It was the "Little Christmas" of the Egyptians as I rode to Sakkara, after seeing a wonderful feat, the ascent and descent of the second Pyramid in nineteen minutes by a young Bedouin called Mohammed Ali who very seriously informed me that the only Roumi who had ever reached the top was an "American gentlemens" called Mark Twain, on his first visit to Egypt. On his second visit, Ali said, Mr. Twain had a bad foot, and declared he could not be bothered with the second Pyramid. He had been up and down without a guide; he had disturbed the jackal which lives near its summit, and which I saw running in the sunshine as Ali drew near its lair, and he was satisfied to rest on his immortal laurels. To the Bedouins of the Pyramids Mark Twain's world- wide celebrity is owing to one fact alone: he is the only Roumi who has climbed the second Pyramid. That is why his name is known to every one.

It was the "Little Christmas," and from the villages in the plain the Egyptians came pouring out to visit their dead in the desert cemeteries as I passed by to visit the dead in the tombs far off on the horizon. Women, swathed in black, gathered in groups and jumped monotonously up and down, to the accompaniment of stained hands clapping, and strange and weary songs. Tiny children blew furiously into tin trumpets, emitting sounds that were terribly European. Men strode seriously by, or stood in knots among the graves, talking vivaciously of the things of this life. As the sun rose higher in the heavens, this visit to the dead became a carnival of the living. Laughter and shrill cries of merriment betokened the resignation of the mourners. The sand-dunes were black with running figures, racing, leaping, chasing one another, rolling over and over in the warm and golden grains. Some sat among the graves and ate. Some sang. Some danced. I saw no one praying, after the sun was up. The Great Pyramid of Ghizeh was transformed in this morning hour, and gleamed like a marble mountain, or like the hill covered with salt at El-Outaya, in Algeria. As we went on it sank down into the sands, until at last I could see only a small section with its top, which looked almost as pointed as a gigantic needle.
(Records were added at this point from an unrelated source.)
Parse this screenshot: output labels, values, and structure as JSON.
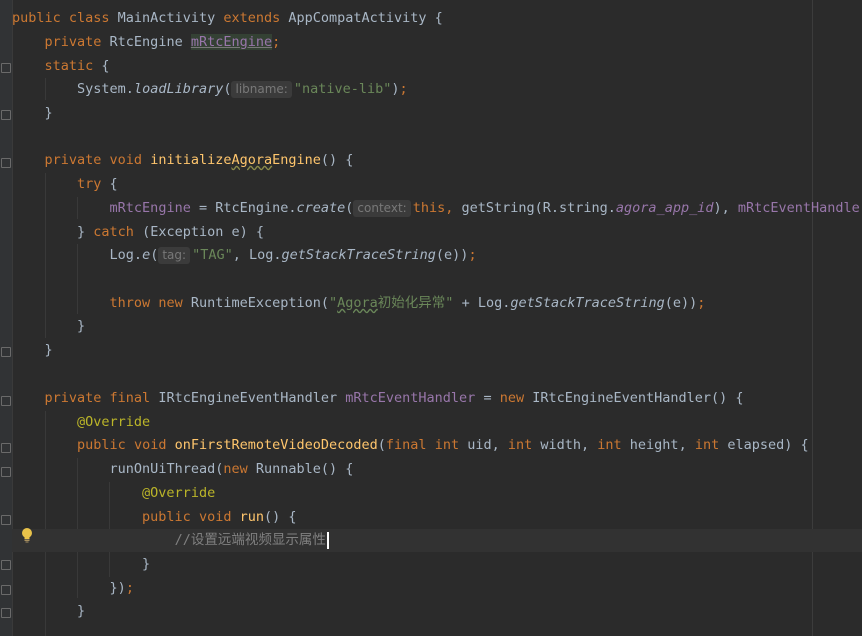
{
  "code": {
    "l1": {
      "a": "public class ",
      "b": "MainActivity ",
      "c": "extends ",
      "d": "AppCompatActivity {"
    },
    "l2": {
      "a": "private ",
      "b": "RtcEngine ",
      "c": "mRtcEngine",
      "d": ";"
    },
    "l3": {
      "a": "static ",
      "b": "{"
    },
    "l4": {
      "a": "System.",
      "b": "loadLibrary",
      "c": "(",
      "hint": "libname:",
      "d": "\"native-lib\"",
      "e": ")",
      "f": ";"
    },
    "l5": {
      "a": "}"
    },
    "l7": {
      "a": "private ",
      "b": "void ",
      "c": "initialize",
      "d": "Agora",
      "e": "Engine",
      "f": "() {"
    },
    "l8": {
      "a": "try ",
      "b": "{"
    },
    "l9": {
      "a": "mRtcEngine",
      " b": " = RtcEngine.",
      "c": "create",
      "d": "(",
      "hint": "context:",
      "e": "this, ",
      "f": "getString(R.string.",
      "g": "agora_app_id",
      "h": "), ",
      "i": "mRtcEventHandler"
    },
    "l10": {
      "a": "} ",
      "b": "catch ",
      "c": "(Exception e) {"
    },
    "l11": {
      "a": "Log.",
      "b": "e",
      "c": "(",
      "hint": "tag:",
      "d": "\"TAG\"",
      "e": ", Log.",
      "f": "getStackTraceString",
      "g": "(e))",
      "h": ";"
    },
    "l13": {
      "a": "throw ",
      "b": "new ",
      "c": "RuntimeException(",
      "d": "\"",
      "e": "Agora",
      "f": "初始化异常\"",
      "g": " + Log.",
      "h": "getStackTraceString",
      "i": "(e))",
      "j": ";"
    },
    "l14": {
      "a": "}"
    },
    "l15": {
      "a": "}"
    },
    "l17": {
      "a": "private ",
      "b": "final ",
      "c": "IRtcEngineEventHandler ",
      "d": "mRtcEventHandler",
      " e": " = ",
      "f": "new ",
      "g": "IRtcEngineEventHandler() {"
    },
    "l18": {
      "a": "@Override"
    },
    "l19": {
      "a": "public ",
      "b": "void ",
      "c": "onFirstRemoteVideoDecoded",
      "d": "(",
      "e": "final ",
      "f": "int ",
      "g": "uid, ",
      "h": "int ",
      "i": "width, ",
      "j": "int ",
      "k": "height, ",
      "l": "int ",
      "m": "elapsed) {"
    },
    "l20": {
      "a": "runOnUiThread(",
      "b": "new ",
      "c": "Runnable() {"
    },
    "l21": {
      "a": "@Override"
    },
    "l22": {
      "a": "public ",
      "b": "void ",
      "c": "run",
      "d": "() {"
    },
    "l23": {
      "a": "//设置远端视频显示属性"
    },
    "l24": {
      "a": "}"
    },
    "l25": {
      "a": "})",
      "b": ";"
    },
    "l26": {
      "a": "}"
    }
  },
  "icons": {
    "intention": "lightbulb-icon"
  },
  "colors": {
    "background": "#2b2b2b",
    "keyword": "#cc7832",
    "field": "#9876aa",
    "method": "#ffc66d",
    "string": "#6a8759",
    "annotation": "#bbb529",
    "comment": "#808080"
  }
}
Abou was there on the hot stones in the golden eye of the sun - Abou who lives to respect his Pyramid, and to serve Turkish coffee to those who are determined enough to climb it. Before me the Step Pyramid rose, brown almost as bronze, out of the sands here desolate and pallid. Soon I was in the house of Marriette, between the little sphinxes.

Near Cairo, although the desert is real desert, it does not give, to me, at any rate, the immense impression of naked sterility, of almost brassy, sun-baked fierceness, which often strikes one in the Sahara to the south of Algeria, where at midday one sometimes has a feeling of being lost upon a waste of metal, gleaming, angry, tigerish in color. Here, in Egypt, both the people and the desert seem gentler, safer, more amiable. Yet these tombs of Sakkara are hidden in a desolation of the sands, peculiarly blanched and mournful; and as you wander from tomb to tomb, descending and ascending, stealing through great galleries beneath the sands, creeping through tubes of stone, crouching almost on hands and knees in the sultry chambers of the dead, the awfulness of the passing away of dynasties and of race comes, like a cloud, upon your spirit. But this cloud lifts and floats from you in the cheerful tomb of Thi, that royal councillor, that scribe and confidant, whose life must have been passed in a round of serene activities, amid a sneering, though doubtless admiring, population.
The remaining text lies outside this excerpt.